The VW Golf is the quintessence of German automotive engineering: A no-nonsense, high-tech car for the masses with an image that's as neutral as distilled water. No one looks silly driving a Golf. It's a classless car.

Today's Golf IV is several orders of magnitude safer, more comfortable and more practical than the classic 1970s Golf I. It's available in several versions, and there's a myriad of possible add-ons: more powerful engines (or super-low-consumption direct injection diesel TDI engines), power windows, classy stereos, plush and/or posh seats, navigation system and whatnot. This palette is topped off by the designated sports version, the GTI. Incidentally, the Golf GTI is the most frequently-stolen car in Germany.

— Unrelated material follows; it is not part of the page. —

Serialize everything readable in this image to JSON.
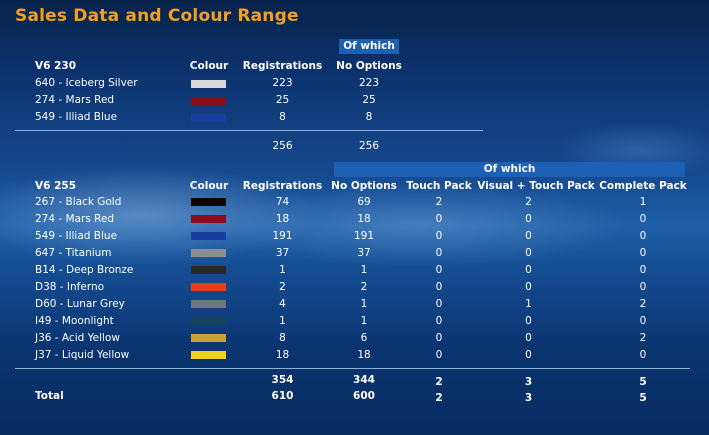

Getting a brand-spanking-new black Golf IV GTI as his 18th birthday present, driver's licence in pocket (you need to be 18 to drive in Germany), is nearly every German 17-year-old boy's wet dream. I, frankly, don't care much, I drive around in my mother's scruffy Golf II.

Once an economy car, produced by Volkswagen or VW for short, it is nowadays fetish and obsession of many working-class males in Middle Europe, who customize their cars in sometimes awkward and bizarre way and cruise about town with windows down, and its 1000W stereo booming at full power.

The good point in it is, that those guys tend to drive like mad and thus used replacement parts aren't difficult to get.